Zu dem Thema Privatstädte findet man im Netz eine Reihe interessanter Quellen, die die Problematiken hinter diesen Ideen weiter beleuchten, z.B. hier. Privatstädte: Eine Stadt ganz ohne Staat?, SWR. Und von einem der Autor:innen (Andreas Kämper) dort stammt auch dieses Wiki zum Thema Privatstädte.

Das wiederum bringt mich zu etwas, über das ich schon länger etwas schreiben wollte, was aber in diesem Rahmen sehr gut passt: The Line, diese irre Idee der Saudis, eine 170 km lange, 200 m breite und 500 m hohe Stadt mehr oder weniger mitten in der saudischen Wüste nahe es Roten Meers. Für eine kurze Einführung ein etwas kritischer Blick bei futurezone.at (5.4.2023). Für weitere Quellen und eine ausführlichere Bewertung müsste ich mir mal mehr Quellen und Infos raussuchen.
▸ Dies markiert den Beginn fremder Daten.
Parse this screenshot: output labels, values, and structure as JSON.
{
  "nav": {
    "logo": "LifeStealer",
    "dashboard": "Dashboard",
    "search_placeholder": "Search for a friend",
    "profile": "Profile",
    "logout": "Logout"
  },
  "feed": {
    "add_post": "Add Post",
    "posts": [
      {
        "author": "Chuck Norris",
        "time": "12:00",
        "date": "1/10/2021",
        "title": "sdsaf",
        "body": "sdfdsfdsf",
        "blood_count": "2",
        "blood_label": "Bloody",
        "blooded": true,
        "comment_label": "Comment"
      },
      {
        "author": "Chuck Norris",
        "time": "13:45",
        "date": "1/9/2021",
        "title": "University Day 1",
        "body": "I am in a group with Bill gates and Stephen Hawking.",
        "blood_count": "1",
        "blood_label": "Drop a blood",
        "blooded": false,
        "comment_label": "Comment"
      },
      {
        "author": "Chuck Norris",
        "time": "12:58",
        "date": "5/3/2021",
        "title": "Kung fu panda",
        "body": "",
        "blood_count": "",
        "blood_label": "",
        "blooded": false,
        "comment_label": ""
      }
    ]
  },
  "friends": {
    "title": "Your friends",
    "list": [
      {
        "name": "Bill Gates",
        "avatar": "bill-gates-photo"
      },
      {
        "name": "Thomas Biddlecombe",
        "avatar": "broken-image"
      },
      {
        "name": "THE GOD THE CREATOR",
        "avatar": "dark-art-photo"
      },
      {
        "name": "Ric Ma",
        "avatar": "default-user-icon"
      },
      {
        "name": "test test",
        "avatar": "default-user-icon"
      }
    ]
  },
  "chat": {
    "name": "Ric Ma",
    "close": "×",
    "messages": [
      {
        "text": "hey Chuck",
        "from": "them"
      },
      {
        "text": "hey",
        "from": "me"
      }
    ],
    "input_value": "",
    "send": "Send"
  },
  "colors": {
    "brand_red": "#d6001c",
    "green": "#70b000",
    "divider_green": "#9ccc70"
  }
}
Klar ist aber, dass die Themen Überwachung, Klima, Kontrolle, Staat, Demokratie, Zukunft des urbanen Lebens, soziale Gerechtigkeit usw. hier und nicht nur bei The Line zusammenfallen.

Und deshalb ist auch Adrians Titel seines Artikels sehr passend. Die Reichen verabschieden sich aus der Gesellschaft und gründen ihre eigene. Ob das in letzter Konsequens mehr ist als nur eine Verachtung der Menschen und Gesellschaften, durch die sie zu dem geworden sind, was sie in die Lage versetzt, solche Projekte umzusetzen, sei dahingestellt. Das mögen extreme Ausprägungen von Ideen sein, die, wenn man genauer hinschaut, auch in anderen politischen Forderungen wiederfindet. Der Traum sich des Pöbels zu entledigen, und dabei mit einer besseren Welt, auch durch Umweltschutz und Klima, zu werben, ist nicht neu, ist nicht von gestern, sondern ein Phänomen von heute. Die Diskussion dauert an und bietet für die Forschung und Kommentierung zahlreiche Anschlusspunkte.